Herr Präsident! Meine Damen und Herren! Weite Teile des aktuellen Debattenpunktes erscheinen mir hier im Haus unstrittig, und das nicht nur, weil die EU-Verordnungen unmittelbar anzuwenden sind. Für Arbeitnehmer und Verbraucher geht es um Sicherheit beim Umgang mit technischen Geräten. Arbeitgeber sind in der Fürsorgepflicht, und auch ihnen helfen wir mit zertifizierten Produkten. Sie wollen für ihr Geld ordentliche Qualität. Einheitliche Standards helfen bei der Anwendung und erleichtern nicht zuletzt den grenzüberschreitenden Handel. Allein schon deshalb macht diese Verordnung durchaus Sinn.
Liebe Kolleginnen und Kollegen, wenn etwas unstrittig ist, heißt das aber noch lange nicht, dass es sich nicht lohnt, ein wenig darüber zu debattieren. Im Gegenteil, ich nutze die Chance, um ein paar Gedanken zum Thema „Arbeitsschutz und Arbeitssicherheit“ loszuwerden, und dabei geht es nicht nur um Gasgeräte in der EU.
Sie finden in den Verordnungen den Begriff „Persönliche Schutzausrüstung“. Den haben wir gerade auch im Bericht des Wehrbeauftragten mehrfach gehört; das gilt aber auch für andere Arbeitnehmer. Das klingt zunächst unscheinbar; aber es steckt Großes dahinter: Eine Schutzausrüstung kann Leben retten, Krankheiten vermeiden. Ohne persönliche Schutzausrüstung wären viele Berufe gefährlicher als nötig.
Gerne bemühe ich als Beispiel meine ursprüngliche Berufswelt: Für einen Bergmann sind Schutzkleidung und geprüfte technische Geräte unter Tage überlebensnotwendig:
EX-geprüfte Schutzgeräte im Bergbau, in der Schifffahrt oder in der chemischen Industrie verhindern schwere Explosionen. CE-geprüfte Sicherheitsschuhe verhindern Umknicken, Ausrutschen oder Stichverletzungen. CE-zertifizierte Kleidung schützt vor Kälte oder hohen Temperaturen.

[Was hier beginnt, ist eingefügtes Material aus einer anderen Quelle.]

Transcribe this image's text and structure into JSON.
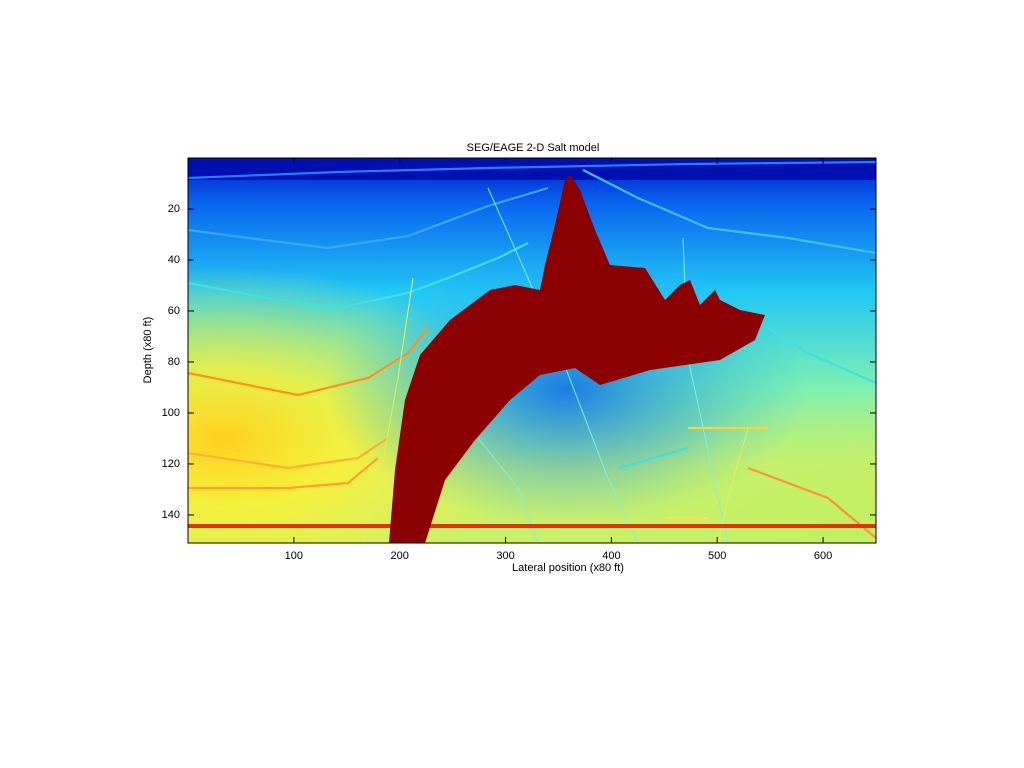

Liebe Kolleginnen und Kollegen, der Arbeitsschutz in Deutschland hat sich bewährt, insbesondere wenn es um technische Hilfsmittel am Arbeitsplatz geht. Mittlerweile ist es in vielen Tätigkeitsbereichen gelungen, körperliche Schäden zurückzudrängen, auch wenn Erkrankungen des Muskel- und Skelettsystems, etwa im Rücken oder am Knie, noch immer ein großer Faktor bei den Berufskrankheiten sind.

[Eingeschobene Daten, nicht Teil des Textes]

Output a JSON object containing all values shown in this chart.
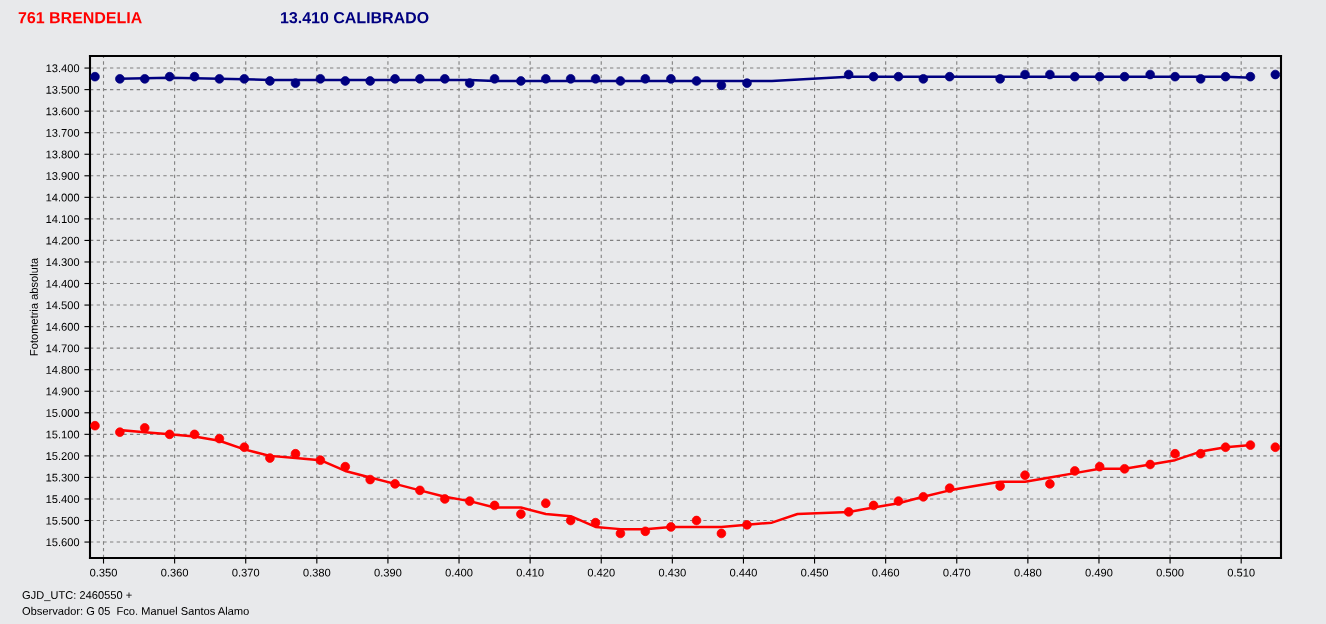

Ich wünsche mir auch für die unmittelbare Zukunft einen guten Arbeitsschutz. Das funktioniert aber nur, wenn wir darüber nachdenken, welche Arbeitsschutzmaßnahmen in der digitalisierten Arbeitswelt zu ergreifen sind.
All das, was ich zuvor als persönliche Schutzausrüstung benannt habe, etwa Schutzhelme, Kleidung oder Atemschutz, hilft beispielsweise nicht vor der Gefahr der ständigen Erreichbarkeit durch die heutigen Kommunikationsmittel. Moderne Berufe brauchen andere Schutzmaßnahmen, etwa das Abschalten von E-Mail-Servern ab einer bestimmten Uhrzeit.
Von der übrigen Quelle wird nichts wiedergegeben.